Daun bercerita, waktu dirinya masih bertani di Berastagi, sekitar 70 kilometer dari Medan, ia biasa naik bus dari Berastagi ke kedai itu selama 45 menit, ngopi di kedai, lalu pulang lagi ke Berastagi naik bus, kembali bekerja di ladang.
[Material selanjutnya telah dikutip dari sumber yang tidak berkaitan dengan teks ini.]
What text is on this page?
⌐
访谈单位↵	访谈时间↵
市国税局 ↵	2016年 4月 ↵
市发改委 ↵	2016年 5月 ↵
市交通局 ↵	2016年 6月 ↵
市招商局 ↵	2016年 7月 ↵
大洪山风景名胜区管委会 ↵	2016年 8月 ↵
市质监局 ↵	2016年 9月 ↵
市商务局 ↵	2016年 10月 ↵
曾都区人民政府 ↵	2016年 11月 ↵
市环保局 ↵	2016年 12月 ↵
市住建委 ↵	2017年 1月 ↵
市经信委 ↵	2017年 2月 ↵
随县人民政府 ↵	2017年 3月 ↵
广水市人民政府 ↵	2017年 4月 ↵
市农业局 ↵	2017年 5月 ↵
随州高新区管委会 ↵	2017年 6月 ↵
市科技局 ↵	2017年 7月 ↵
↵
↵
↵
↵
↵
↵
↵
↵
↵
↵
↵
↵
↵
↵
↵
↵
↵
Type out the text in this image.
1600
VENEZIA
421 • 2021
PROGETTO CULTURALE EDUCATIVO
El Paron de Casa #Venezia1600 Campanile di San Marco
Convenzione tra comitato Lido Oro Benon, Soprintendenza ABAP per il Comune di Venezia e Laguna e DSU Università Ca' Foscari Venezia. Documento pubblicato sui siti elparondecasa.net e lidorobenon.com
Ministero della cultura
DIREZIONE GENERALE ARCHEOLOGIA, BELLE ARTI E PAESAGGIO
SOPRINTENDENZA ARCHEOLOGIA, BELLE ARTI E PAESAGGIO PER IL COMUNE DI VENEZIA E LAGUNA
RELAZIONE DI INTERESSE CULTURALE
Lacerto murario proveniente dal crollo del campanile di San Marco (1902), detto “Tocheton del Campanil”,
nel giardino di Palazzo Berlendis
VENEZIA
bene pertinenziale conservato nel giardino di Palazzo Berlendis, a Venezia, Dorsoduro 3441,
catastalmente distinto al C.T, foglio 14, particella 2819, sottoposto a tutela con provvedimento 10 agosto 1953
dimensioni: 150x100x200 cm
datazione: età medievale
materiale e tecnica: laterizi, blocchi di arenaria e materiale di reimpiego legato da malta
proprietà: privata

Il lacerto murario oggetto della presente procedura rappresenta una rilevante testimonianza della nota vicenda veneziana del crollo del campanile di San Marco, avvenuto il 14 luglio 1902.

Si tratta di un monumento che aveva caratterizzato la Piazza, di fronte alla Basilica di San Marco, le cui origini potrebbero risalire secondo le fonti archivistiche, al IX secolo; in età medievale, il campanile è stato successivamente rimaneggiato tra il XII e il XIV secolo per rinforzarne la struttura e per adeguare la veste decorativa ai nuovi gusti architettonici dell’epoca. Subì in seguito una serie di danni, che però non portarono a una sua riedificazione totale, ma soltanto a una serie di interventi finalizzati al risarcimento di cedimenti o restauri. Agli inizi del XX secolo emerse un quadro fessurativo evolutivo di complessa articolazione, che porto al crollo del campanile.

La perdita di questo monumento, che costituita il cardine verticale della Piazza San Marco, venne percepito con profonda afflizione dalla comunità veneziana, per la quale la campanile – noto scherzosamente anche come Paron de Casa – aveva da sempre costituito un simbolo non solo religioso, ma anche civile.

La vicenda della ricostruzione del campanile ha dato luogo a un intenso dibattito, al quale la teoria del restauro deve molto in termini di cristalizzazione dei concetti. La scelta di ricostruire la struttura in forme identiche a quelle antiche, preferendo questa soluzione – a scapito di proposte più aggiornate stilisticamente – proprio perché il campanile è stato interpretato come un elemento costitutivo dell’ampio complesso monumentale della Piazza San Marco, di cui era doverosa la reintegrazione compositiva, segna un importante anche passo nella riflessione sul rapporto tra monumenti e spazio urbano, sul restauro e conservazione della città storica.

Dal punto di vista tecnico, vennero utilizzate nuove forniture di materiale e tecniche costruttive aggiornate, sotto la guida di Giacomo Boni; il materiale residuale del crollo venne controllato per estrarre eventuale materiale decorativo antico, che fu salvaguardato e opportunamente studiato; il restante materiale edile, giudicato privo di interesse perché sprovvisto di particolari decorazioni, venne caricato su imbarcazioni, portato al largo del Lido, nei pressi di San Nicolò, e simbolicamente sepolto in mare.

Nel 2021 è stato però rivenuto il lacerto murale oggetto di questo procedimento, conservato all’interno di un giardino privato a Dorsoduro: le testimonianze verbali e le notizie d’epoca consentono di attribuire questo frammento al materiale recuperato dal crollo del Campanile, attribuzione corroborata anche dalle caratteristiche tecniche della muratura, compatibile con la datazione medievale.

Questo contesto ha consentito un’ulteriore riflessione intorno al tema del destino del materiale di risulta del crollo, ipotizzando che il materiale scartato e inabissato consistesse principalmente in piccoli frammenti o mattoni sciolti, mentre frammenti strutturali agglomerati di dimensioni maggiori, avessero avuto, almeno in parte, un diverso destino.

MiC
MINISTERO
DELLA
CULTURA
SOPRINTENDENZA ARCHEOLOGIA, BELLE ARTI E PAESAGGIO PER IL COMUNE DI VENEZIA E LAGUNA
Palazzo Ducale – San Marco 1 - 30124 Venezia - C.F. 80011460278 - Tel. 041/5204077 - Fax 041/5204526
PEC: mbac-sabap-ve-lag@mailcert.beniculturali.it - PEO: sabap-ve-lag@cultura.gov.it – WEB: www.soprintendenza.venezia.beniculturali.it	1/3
Warga bertemu dan bermain catur di Warung Kopi Samping, Jalan Parung I Medan, pekan lalu. Warung kopi juga menjadi ruang rekreasi warga. Kompas/Aufrida Wismi Warastri
Warga bertemu dan bermain catur di Warung Kopi Samping, Jalan Parung I Medan, pekan lalu. Warung kopi juga menjadi ruang rekreasi warga.
Kompas/Aufrida Wismi Warastri

Daud datang ke kedai kopi itu karena di situlah ruang pertemuan para pedagang sayuran yang membawa hasil buminya ke Medan. ”Banyak yang diperoleh di kedai kopi,” kata Daud, selain informasi juga teman baru. ”Calon gubernur pun sampai pernah kampanye di sini,” kata Daud.

Awalnya Daud datang ke Warkop Geleng yang dikelola almarhum Geleng Ginting, ayah Jenda. Jenda juga ikut mengelola warung itu. Namun, tiga tahun lalu saat Jenda membangun warung kopi di samping Warkop Geleng, Daud pun berpindah duduk ke Warkop Samping karena sudah terbiasa dilayani Jenda. ”Namanya Warkop Samping karena memang di samping Warkop Geleng,” kata Perdana Torong (36), suami Jenda. Sementara Warkop Geleng dikelola bibi-bibi Jenda.

Saat pindah ke Simalingkar, Medan, Daud pun terus menjalani tradisi ke warkop Samping. Ia tetap naik angkot meskipun di rumahnya ada mobil. Ia membaca koran atau bertemu kawan di warung itu. ”Orang sudah tahu kalau mencari saya di sini,” kata Daud.

Doni Sembiring (60), pensiunan PTPN IV, warga Simpang Pos, bahkan bisa datang dua kali sehari ke warkop itu untuk berbagai urusan. ”Pagi datang, sore datang lagi,” kata Doni. Di warung kopi ia bisa tertawa, bebas berbicara politik, juga main catur dan menambah kawan.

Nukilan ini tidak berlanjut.